Placée sur une des principales rivières du nord de la Gaule, à une distance à
peu près égale des frontières orientale et occidentale du royaume, elle
offrait des moyens faciles de communiquer avec les diverses provinces dont il
se composait ; et, d'un autre côté, la ville était trop éloignée des états ou
des gouvernements voisins pour qu'une surprise fût possible. Le cours de la
Moselle et de fortes murailles la mettaient, d'ailleurs, à l'abri de tout
malheur de ce genre. On a vu qu'au moment de l'invasion des Huns elle
possédait une enceinte, qui avait arrêté d'abord la fureur de ces barbares,
lesquels n'entrèrent dans la ville qu'après l'éboulement imprévu d'un pan de
mur.

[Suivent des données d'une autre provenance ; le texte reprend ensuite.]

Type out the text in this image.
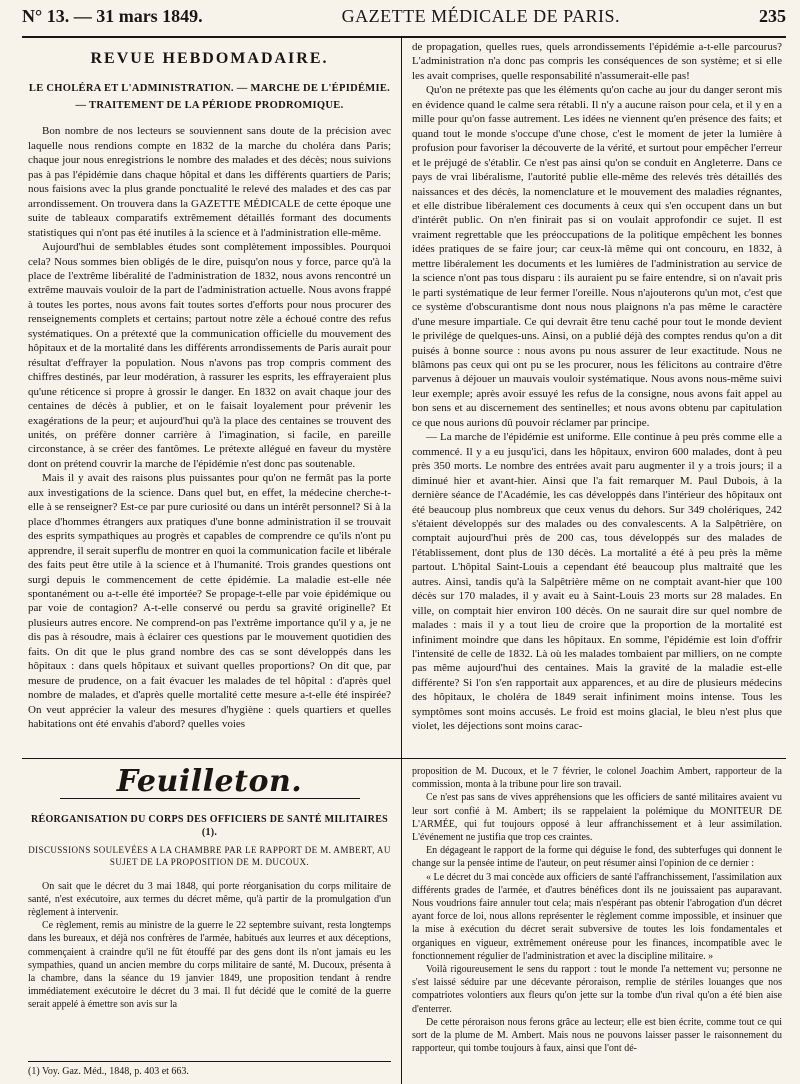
N° 13. — 31 mars 1849.	GAZETTE MÉDICALE DE PARIS.	235
REVUE HEBDOMADAIRE.
LE CHOLÉRA ET L'ADMINISTRATION. — MARCHE DE L'ÉPIDÉMIE.
— TRAITEMENT DE LA PÉRIODE PRODROMIQUE.

Bon nombre de nos lecteurs se souviennent sans doute de la précision avec laquelle nous rendions compte en 1832 de la marche du choléra dans Paris; chaque jour nous enregistrions le nombre des malades et des décès; nous suivions pas à pas l'épidémie dans chaque hôpital et dans les différents quartiers de Paris; nous faisions avec la plus grande ponctualité le relevé des malades et des cas par arrondissement. On trouvera dans la GAZETTE MÉDICALE de cette époque une suite de tableaux comparatifs extrêmement détaillés formant des documents statistiques qui n'ont pas été inutiles à la science et à l'administration elle-même.

Aujourd'hui de semblables études sont complètement impossibles. Pourquoi cela? Nous sommes bien obligés de le dire, puisqu'on nous y force, parce qu'à la place de l'extrême libéralité de l'administration de 1832, nous avons rencontré un extrême mauvais vouloir de la part de l'administration actuelle. Nous avons frappé à toutes les portes, nous avons fait toutes sortes d'efforts pour nous procurer des renseignements complets et certains; partout notre zèle a échoué contre des refus systématiques. On a prétexté que la communication officielle du mouvement des hôpitaux et de la mortalité dans les différents arrondissements de Paris aurait pour résultat d'effrayer la population. Nous n'avons pas trop compris comment des chiffres destinés, par leur modération, à rassurer les esprits, les effrayeraient plus qu'une réticence si propre à grossir le danger. En 1832 on avait chaque jour des centaines de décès à publier, et on le faisait loyalement pour prévenir les exagérations de la peur; et aujourd'hui qu'à la place des centaines se trouvent des unités, on préfère donner carrière à l'imagination, si facile, en pareille circonstance, à se créer des fantômes. Le prétexte allégué en faveur du mystère dont on prétend couvrir la marche de l'épidémie n'est donc pas soutenable.

Mais il y avait des raisons plus puissantes pour qu'on ne fermât pas la porte aux investigations de la science. Dans quel but, en effet, la médecine cherche-t-elle à se renseigner? Est-ce par pure curiosité ou dans un intérêt personnel? Si à la place d'hommes étrangers aux pratiques d'une bonne administration il se trouvait des esprits sympathiques au progrès et capables de comprendre ce qu'ils n'ont pu apprendre, il serait superflu de montrer en quoi la communication facile et libérale des faits peut être utile à la science et à l'humanité. Trois grandes questions ont surgi depuis le commencement de cette épidémie. La maladie est-elle née spontanément ou a-t-elle été importée? Se propage-t-elle par voie épidémique ou par voie de contagion? A-t-elle conservé ou perdu sa gravité originelle? Et plusieurs autres encore. Ne comprend-on pas l'extrême importance qu'il y a, je ne dis pas à résoudre, mais à éclairer ces questions par le mouvement quotidien des faits. On dit que le plus grand nombre des cas se sont développés dans les hôpitaux : dans quels hôpitaux et suivant quelles proportions? On dit que, par mesure de prudence, on a fait évacuer les malades de tel hôpital : d'après quel nombre de malades, et d'après quelle mortalité cette mesure a-t-elle été inspirée? On veut apprécier la valeur des mesures d'hygiène : quels quartiers et quelles habitations ont été envahis d'abord? quelles voies

de propagation, quelles rues, quels arrondissements l'épidémie a-t-elle parcourus? L'administration n'a donc pas compris les conséquences de son système; et si elle les avait comprises, quelle responsabilité n'assumerait-elle pas!

Qu'on ne prétexte pas que les éléments qu'on cache au jour du danger seront mis en évidence quand le calme sera rétabli. Il n'y a aucune raison pour cela, et il y en a mille pour qu'on fasse autrement. Les idées ne viennent qu'en présence des faits; et quand tout le monde s'occupe d'une chose, c'est le moment de jeter la lumière à profusion pour favoriser la découverte de la vérité, et surtout pour empêcher l'erreur et le préjugé de s'établir. Ce n'est pas ainsi qu'on se conduit en Angleterre. Dans ce pays de vrai libéralisme, l'autorité publie elle-même des relevés très détaillés des naissances et des décès, la nomenclature et le mouvement des maladies régnantes, et elle distribue libéralement ces documents à ceux qui s'en occupent dans un but d'intérêt public. On n'en finirait pas si on voulait approfondir ce sujet. Il est vraiment regrettable que les préoccupations de la politique empêchent les bonnes idées pratiques de se faire jour; car ceux-là même qui ont concouru, en 1832, à mettre libéralement les documents et les lumières de l'administration au service de la science n'ont pas tous disparu : ils auraient pu se faire entendre, si on n'avait pris le parti systématique de leur fermer l'oreille. Nous n'ajouterons qu'un mot, c'est que ce système d'obscurantisme dont nous nous plaignons n'a pas même le caractère d'une mesure impartiale. Ce qui devrait être tenu caché pour tout le monde devient le privilége de quelques-uns. Ainsi, on a publié déjà des comptes rendus qu'on a dit puisés à bonne source : nous avons pu nous assurer de leur exactitude. Nous ne blâmons pas ceux qui ont pu se les procurer, nous les félicitons au contraire d'être parvenus à déjouer un mauvais vouloir systématique. Nous avons nous-même suivi leur exemple; après avoir essuyé les refus de la consigne, nous avons fait appel au bon sens et au discernement des sentinelles; et nous avons obtenu par capitulation ce que nous aurions dû pouvoir réclamer par principe.

— La marche de l'épidémie est uniforme. Elle continue à peu près comme elle a commencé. Il y a eu jusqu'ici, dans les hôpitaux, environ 600 malades, dont à peu près 350 morts. Le nombre des entrées avait paru augmenter il y a trois jours; il a diminué hier et avant-hier. Ainsi que l'a fait remarquer M. Paul Dubois, à la dernière séance de l'Académie, les cas développés dans l'intérieur des hôpitaux ont été beaucoup plus nombreux que ceux venus du dehors. Sur 349 cholériques, 242 s'étaient développés sur des malades ou des convalescents. A la Salpêtrière, on comptait aujourd'hui près de 200 cas, tous développés sur des malades de l'établissement, dont plus de 130 décès. La mortalité a été à peu près la même partout. L'hôpital Saint-Louis a cependant été beaucoup plus maltraité que les autres. Ainsi, tandis qu'à la Salpêtrière même on ne comptait avant-hier que 100 décès sur 170 malades, il y avait eu à Saint-Louis 23 morts sur 28 malades. En ville, on comptait hier environ 100 décès. On ne saurait dire sur quel nombre de malades : mais il y a tout lieu de croire que la proportion de la mortalité est infiniment moindre que dans les hôpitaux. En somme, l'épidémie est loin d'offrir l'intensité de celle de 1832. Là où les malades tombaient par milliers, on ne compte pas même aujourd'hui des centaines. Mais la gravité de la maladie est-elle différente? Si l'on s'en rapportait aux apparences, et au dire de plusieurs médecins des hôpitaux, le choléra de 1849 serait infiniment moins intense. Tous les symptômes sont moins accusés. Le froid est moins glacial, le bleu n'est plus que violet, les déjections sont moins carac-

Feuilleton.
RÉORGANISATION DU CORPS DES OFFICIERS DE SANTÉ MILITAIRES (1).
DISCUSSIONS SOULEVÉES A LA CHAMBRE PAR LE RAPPORT DE M. AMBERT, AU SUJET DE LA PROPOSITION DE M. DUCOUX.

On sait que le décret du 3 mai 1848, qui porte réorganisation du corps militaire de santé, n'est exécutoire, aux termes du décret même, qu'à partir de la promulgation d'un règlement à intervenir.

Ce règlement, remis au ministre de la guerre le 22 septembre suivant, resta longtemps dans les bureaux, et déjà nos confrères de l'armée, habitués aux leurres et aux déceptions, commençaient à craindre qu'il ne fût étouffé par des gens dont ils n'ont jamais eu les sympathies, quand un ancien membre du corps militaire de santé, M. Ducoux, présenta à la chambre, dans la séance du 19 janvier 1849, une proposition tendant à rendre immédiatement exécutoire le décret du 3 mai. Il fut décidé que le comité de la guerre serait appelé à émettre son avis sur la

(1) Voy. Gaz. Méd., 1848, p. 403 et 663.

proposition de M. Ducoux, et le 7 février, le colonel Joachim Ambert, rapporteur de la commission, monta à la tribune pour lire son travail.

Ce n'est pas sans de vives appréhensions que les officiers de santé militaires avaient vu leur sort confié à M. Ambert; ils se rappelaient la polémique du MONITEUR DE L'ARMÉE, qui fut toujours opposé à leur affranchissement et à leur assimilation. L'événement ne justifia que trop ces craintes.

En dégageant le rapport de la forme qui déguise le fond, des subterfuges qui donnent le change sur la pensée intime de l'auteur, on peut résumer ainsi l'opinion de ce dernier :

« Le décret du 3 mai concède aux officiers de santé l'affranchissement, l'assimilation aux différents grades de l'armée, et d'autres bénéfices dont ils ne jouissaient pas auparavant. Nous voudrions faire annuler tout cela; mais n'espérant pas obtenir l'abrogation d'un décret ayant force de loi, nous allons représenter le règlement comme impossible, et insinuer que la mise à exécution du décret serait subversive de toutes les lois fondamentales et organiques en vigueur, extrêmement onéreuse pour les finances, incompatible avec le fonctionnement régulier de l'administration et avec la discipline militaire. »

Voilà rigoureusement le sens du rapport : tout le monde l'a nettement vu; personne ne s'est laissé séduire par une décevante péroraison, remplie de stériles louanges que nos compatriotes volontiers aux fleurs qu'on jette sur la tombe d'un rival qu'on a été bien aise d'enterrer.

De cette péroraison nous ferons grâce au lecteur; elle est bien écrite, comme tout ce qui sort de la plume de M. Ambert. Mais nous ne pouvons laisser passer le raisonnement du rapporteur, qui tombe toujours à faux, ainsi que l'ont dé-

On doit bien penser que, pressés comme ils l’étaient de pénétrer dans l’intérieur
de la Gaule, ils ne s’amusèrent pas à démolir des murailles, qui pouvaient
même leur offrir un refuge, en cas de défaite. Après la retraite des Huns, l’enceinte
de Metz fut soigneusement réparée, et Venance Fortunat, qui visita cette
ville vers l’année 565, rappelle la force de ses remparts dans les vers
suivants : Urbs
munita nimis, quam cinxit murus et amnis[73]. ..........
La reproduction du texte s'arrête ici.